One doesn't. Pastor Michael Mau of Benicia Fellowship Church said Brown and Marks "are doing exactly what Jesus would be doing in Vallejo today; meeting the people of the night where they live. Rather than asking those men and women to come into their church and meet them, they are gong to the people and meeting them where they are trying to survive. They are touching their world in a very real way without any expectation."
The pastors, continued Mau, "are my spiritual brothers and I love them, pray for them, and serve alongside them whenever I can. They are doing what the church is called to do."
It's not going unnoticed, at least by the ones they serve.
"They are just grateful to have food and tell us so," Marks said.
The meal could be a rare one, said Brown.
"They might have had one meal yesterday, might get one today," he said.
This night was only a few hours after Black Friday began for many department stores. Brown was unfettered by millions tossing down credit cards for purchases of material possessions. To a point.
"When people do things right and they work and they take care of themselves and don't spend money on foolish things, I say, go to the stores," he said.
What Brown has learned in the 11 years of late-night serving is that "everybody's got a story. Things don't look like what you see on the outside. I learn that when people become real honest with themselves and with other people, they change."
Hunger often humbles, he added.
"Sometimes, these people come out and they act tough and run their mouth," Brown said. "But when they come here, most are honest with themselves because they're on the same stage.
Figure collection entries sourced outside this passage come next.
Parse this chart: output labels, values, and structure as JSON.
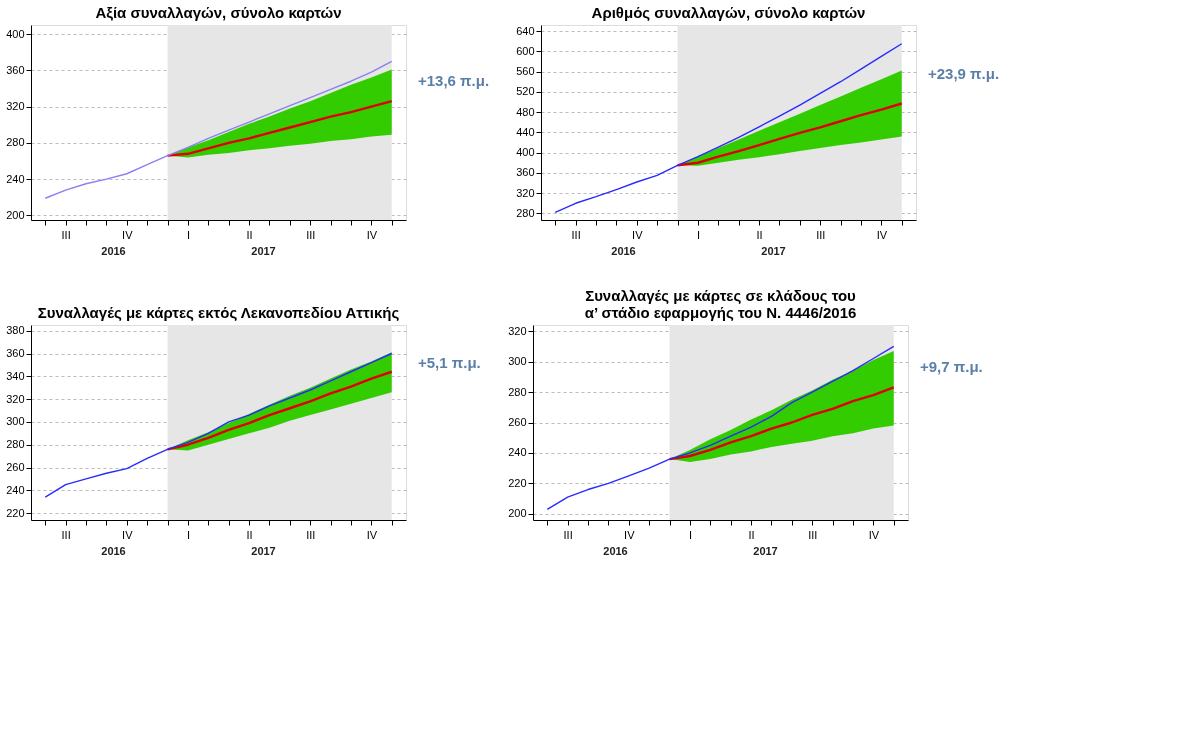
{
  "chart_data": [
    {
      "type": "line",
      "title": "Αξία συναλλαγών, σύνολο καρτών",
      "categories": [
        null,
        "III",
        null,
        null,
        "IV",
        null,
        null,
        "I",
        null,
        null,
        "II",
        null,
        null,
        "III",
        null,
        null,
        "IV",
        null
      ],
      "ylim": [
        195,
        410
      ],
      "yticks": [
        200,
        240,
        280,
        320,
        360,
        400
      ],
      "grid": "y",
      "series": [
        {
          "color": "#8a80f0",
          "values": [
            219,
            228,
            235,
            240,
            246,
            256,
            266,
            275,
            285,
            294,
            303,
            312,
            321,
            330,
            339,
            348,
            358,
            370
          ]
        },
        {
          "color": "#e00000",
          "values": [
            null,
            null,
            null,
            null,
            null,
            null,
            266,
            268,
            274,
            280,
            285,
            291,
            297,
            303,
            309,
            314,
            320,
            326
          ],
          "lower": [
            null,
            null,
            null,
            null,
            null,
            null,
            266,
            264,
            267,
            269,
            272,
            274,
            277,
            279,
            282,
            284,
            287,
            289
          ],
          "upper": [
            null,
            null,
            null,
            null,
            null,
            null,
            266,
            275,
            283,
            292,
            301,
            309,
            318,
            326,
            335,
            344,
            352,
            361
          ]
        }
      ],
      "annotations": [
        "+13,6 π.μ.",
        "2016",
        "2017"
      ]
    },
    {
      "type": "line",
      "title": "Αριθμός συναλλαγών, σύνολο καρτών",
      "categories": [
        null,
        "III",
        null,
        null,
        "IV",
        null,
        null,
        "I",
        null,
        null,
        "II",
        null,
        null,
        "III",
        null,
        null,
        "IV",
        null
      ],
      "ylim": [
        267,
        652
      ],
      "yticks": [
        280,
        320,
        360,
        400,
        440,
        480,
        520,
        560,
        600,
        640
      ],
      "grid": "y",
      "series": [
        {
          "color": "#2a2aff",
          "values": [
            282,
            300,
            313,
            327,
            342,
            355,
            375,
            392,
            411,
            430,
            451,
            472,
            494,
            517,
            540,
            565,
            590,
            615
          ]
        },
        {
          "color": "#e00000",
          "values": [
            null,
            null,
            null,
            null,
            null,
            null,
            375,
            380,
            392,
            403,
            415,
            427,
            439,
            450,
            462,
            474,
            485,
            497
          ],
          "lower": [
            null,
            null,
            null,
            null,
            null,
            null,
            375,
            374,
            380,
            386,
            391,
            397,
            403,
            409,
            415,
            420,
            426,
            432
          ],
          "upper": [
            null,
            null,
            null,
            null,
            null,
            null,
            375,
            392,
            409,
            426,
            443,
            460,
            477,
            494,
            511,
            528,
            545,
            562
          ]
        }
      ],
      "annotations": [
        "+23,9 π.μ.",
        "2016",
        "2017"
      ]
    },
    {
      "type": "line",
      "title": "Συναλλαγές με κάρτες εκτός Λεκανοπεδίου Αττικής",
      "categories": [
        null,
        "III",
        null,
        null,
        "IV",
        null,
        null,
        "I",
        null,
        null,
        "II",
        null,
        null,
        "III",
        null,
        null,
        "IV",
        null
      ],
      "ylim": [
        214,
        385
      ],
      "yticks": [
        220,
        240,
        260,
        280,
        300,
        320,
        340,
        360,
        380
      ],
      "grid": "y",
      "series": [
        {
          "color": "#2a2aff",
          "values": [
            234,
            245,
            250,
            255,
            259,
            268,
            276,
            282,
            290,
            300,
            306,
            314,
            321,
            328,
            336,
            344,
            352,
            360
          ]
        },
        {
          "color": "#e00000",
          "values": [
            null,
            null,
            null,
            null,
            null,
            null,
            276,
            280,
            286,
            293,
            299,
            306,
            312,
            318,
            325,
            331,
            338,
            344
          ],
          "lower": [
            null,
            null,
            null,
            null,
            null,
            null,
            276,
            275,
            280,
            285,
            290,
            295,
            301,
            306,
            311,
            316,
            321,
            326
          ],
          "upper": [
            null,
            null,
            null,
            null,
            null,
            null,
            276,
            284,
            291,
            299,
            307,
            315,
            323,
            330,
            338,
            346,
            353,
            361
          ]
        }
      ],
      "annotations": [
        "+5,1 π.μ.",
        "2016",
        "2017"
      ]
    },
    {
      "type": "line",
      "title": "Συναλλαγές με κάρτες σε κλάδους του\nα’ στάδιο εφαρμογής του Ν. 4446/2016",
      "categories": [
        null,
        "III",
        null,
        null,
        "IV",
        null,
        null,
        "I",
        null,
        null,
        "II",
        null,
        null,
        "III",
        null,
        null,
        "IV",
        null
      ],
      "ylim": [
        196,
        324
      ],
      "yticks": [
        200,
        220,
        240,
        260,
        280,
        300,
        320
      ],
      "grid": "y",
      "series": [
        {
          "color": "#2a2aff",
          "values": [
            203,
            211,
            216,
            220,
            225,
            230,
            236,
            240,
            245,
            251,
            257,
            264,
            273,
            280,
            287,
            294,
            302,
            310
          ]
        },
        {
          "color": "#e00000",
          "values": [
            null,
            null,
            null,
            null,
            null,
            null,
            236,
            238,
            242,
            247,
            251,
            256,
            260,
            265,
            269,
            274,
            278,
            283
          ],
          "lower": [
            null,
            null,
            null,
            null,
            null,
            null,
            236,
            234,
            236,
            239,
            241,
            244,
            246,
            248,
            251,
            253,
            256,
            258
          ],
          "upper": [
            null,
            null,
            null,
            null,
            null,
            null,
            236,
            242,
            249,
            255,
            262,
            268,
            275,
            281,
            288,
            294,
            301,
            307
          ]
        }
      ],
      "annotations": [
        "+9,7 π.μ.",
        "2016",
        "2017"
      ]
    }
  ]
}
They put down their guard and don't pretend. Everybody's in the same boat."
Every late night, Marks gives his "minute message" of a quick prayer, circling the hungry for a few moments. The entire time, he knows he's covered.
"Pastor Mike's always looking out for me," Marks said.

Saturday morning, 2:15 a.m., Dec. 3 -
They're back. The pastors, that is. And roughly 30, 35 hungry and homeless. One man approaches Marks, who has soup duties.
"I know what you want -- some soup," Marks said with his southern accent culled from years in Atlanta.
"Oh yeah, that's what I come for," said another satisfied customer.
It's getting into winter, though it was an oddly warm day. The wind remains at bay until whipping around at 3 a.m. It doesn't bother Marks, who spent time in upstate New York and Colorado.
"I can take this through March," he said. "This is a cupcake. This is not cold. Upstate New York is as cold as I want to be in my life."
Marks and Brown catch a volunteer break on this night. Jim Marabilla, 35, gladly runs the grill.
"God has given me my blessings," Marabilla said. "It's my turn to share. He has taken care of me for all my life. And some people need my help."
There are more women tonight. Perhaps five or six. But no kids.
"That's a good thing," Marks said.
It's tough when there are kids, the pastors agree.
Marks knows some of the names of the homeless. Brown recalls many, having worked the Sparrow Project's lunch programs.
"It's interesting when I do know somebody's name, I like to call 'em," Marks said. "When we first started, there was someone named 'Chris.' He said, 'You remembered my name!' Just having their name remembered is important. A lot of self-esteem is lost being on the street."
It's time for the "blessing of the chicken," as Marks gathers the troops.
Christmas is around the corner, he reminds everyone.
"It's good to see your faces," Marks said. "Remember to be grateful."
"I've had people call this 'being at church,'" Marks said. "For a lot of them, this is as much 'church' as they get."
The line forms. Marabilla delivers the chicken. Within a half hour, the area is nearly vacated. One man, leaning against a wall, sleeps.
"If you'll excuse me, I have to wash the pot, " Marks said, disappearing around the corner.